La rivista nel 2022 è stata trasformata in archivio di contenuti.

Giocando con la gravità: il nuovo Padiglione Australia

Cercando di dare un senso agli sconvolgimenti della nostra realtà attraverso l’esposizione di progetti storici e antistorici che drammatizzano, problematizzano e mappano l’ambiente espositivo, Okwui Enwezor sfrutta la forza di gravità per lasciarci volteggiare nel tempo.

Attraverso la gestione della densità dello spazio, il curatore di questa biennale non solo riesce a rivelare il caos di quest’epoca pervasa dall’ansia, ma allo stesso tempo lo governa, permettendoci così di analizzarne i diversi aspetti sia su scala globale e nazionale, quanto su base storica e geopolitica. A guidare il volo vi è una costellazione di filtri tra i quali tre fungono principalmente da stella polare: Vitalità: sulla durata epica, Il giardino del disordine e Il Capitale: una lettura dal vivo.

Australian Pavilion entrance, Image credit: John Gollings
Australian Pavilion entrance, Image credit: John Gollings

Nell’immensità di questo cielo, costellato di pianeti-opere e galassie-nazioni, possiamo imbatterci in veri e propri “buchi neri”; il nuovo padiglione dell’Australia, progettato dall’architetto Denton Corker Marshall, ne è un esempio. Un cubo ricoperto di granito nero del sud dell’Australia contiene infatti una quantità tale di oggetti da farlo percepire come un corpo celeste dalla densità elevata, una sorta di “buco nero” nello spazio dei Giardini.  La  forza di gravità  sembra aver determinato l’inversione di senso delle lancette negli orologi presenti in Wrong Way Time, la mostra di Fiona Hall che  inaugura il padiglione.

Fiona Hall, Crust 2014–15, installation view, Australian Pavilion, Venice Biennale 2015, 


Image Credit: Christian Corte, Courtesy of the artist and Roslyn Oxley9 Gallery, Sydney. © The artist.
Fiona Hall, Crust 2014–15, installation view, Australian Pavilion, Venice Biennale 2015, 


Image Credit: Christian Corte, Courtesy of the artist and Roslyn Oxley9 Gallery, Sydney. © The artist.

L’allestimento, concepito dalla curatrice Linda Michael, ricorda una Wunderkammer che contiene al suo interno  gli elementi più disparati: da volumi enciclopedici e sculture di pane a boccette vuote di profumo e scatolette di latta, fino ad arrivare a piante e banconote.

Il tutto si configura come una stramba archeologia di elementi capaci di generare tensioni su più livelli.
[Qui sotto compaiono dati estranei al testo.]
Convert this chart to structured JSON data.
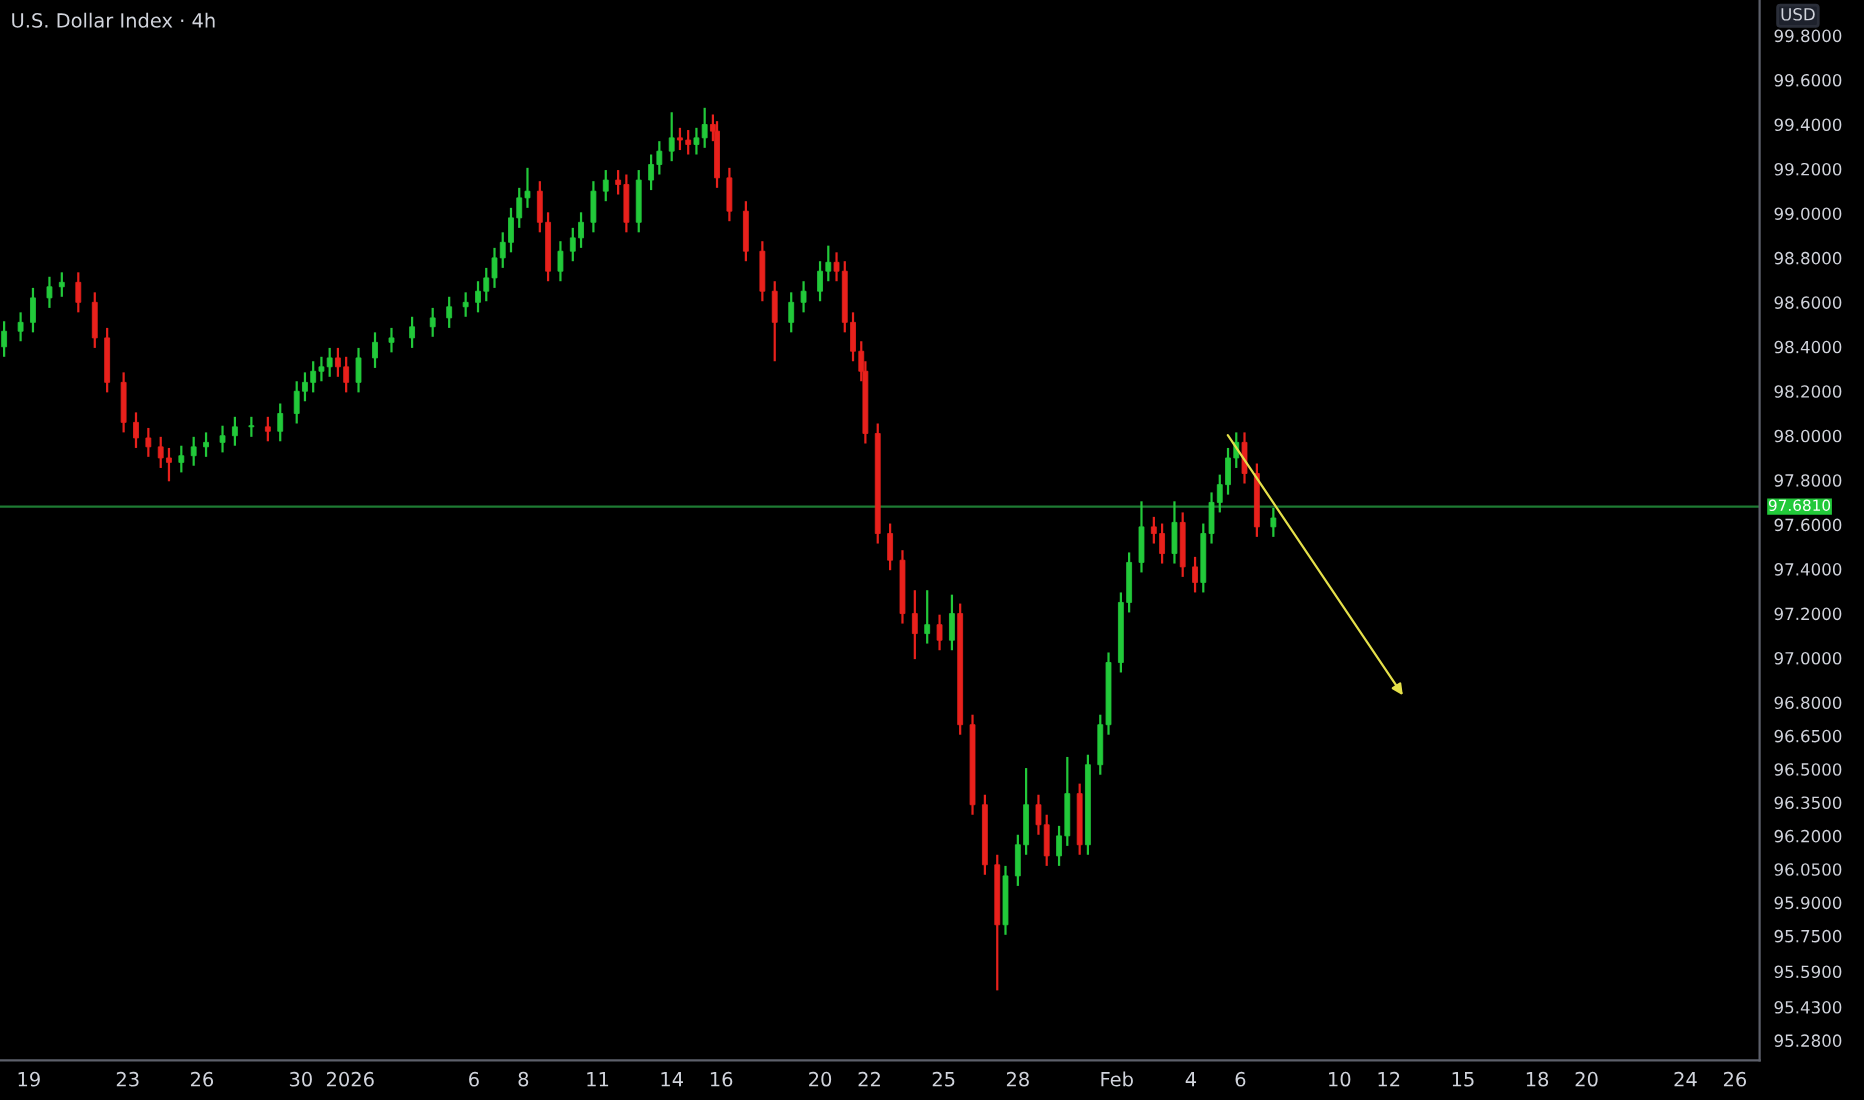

Questa, mettendo in relazione i materiali trovati dall’artista come i rami  – che costituiscono la serie di Manihuri (Travevellers) –  o le foglie della serie When My Boat Comes In, registra movimenti di persone, piante e animali così come i viaggi dell’artista. Viaggi  che avvengono all’interno dei confini fisici, rappresentati negli atlanti esposti, ed entro i confini virtuali dell’informazione fornita dai giornali ai quali diversi lavori fanno riferimento.

Fiona Hall, Manuhiri (Travellers) 2014–15, installation view, Australian Pavilion, Venice Biennale 2015, 


Image Credit: Christian Corte, Courtesy of the artist and Roslyn Oxley9 Gallery, Sydney. © The artist.
Fiona Hall, Manuhiri (Travellers) 2014–15, installation view, Australian Pavilion, Venice Biennale 2015, 


Image Credit: Christian Corte, Courtesy of the artist and Roslyn Oxley9 Gallery, Sydney. © The artist.

Lo scenario presente e futuro a cui ci apre questo buco nero vede – nella stessa oscurità dello spazio che favorisce la dissolvenza e la confusione di dicotomie quali bene/male, nascita/morte e natura/cultura – un infinito potenziale di trasformazione. L’artista contribuisce alla produzione di tale potenziale attraverso la sua forza costruttrice che, nutrendosi di decadenza, è capace di generare ordine a partire dal caos.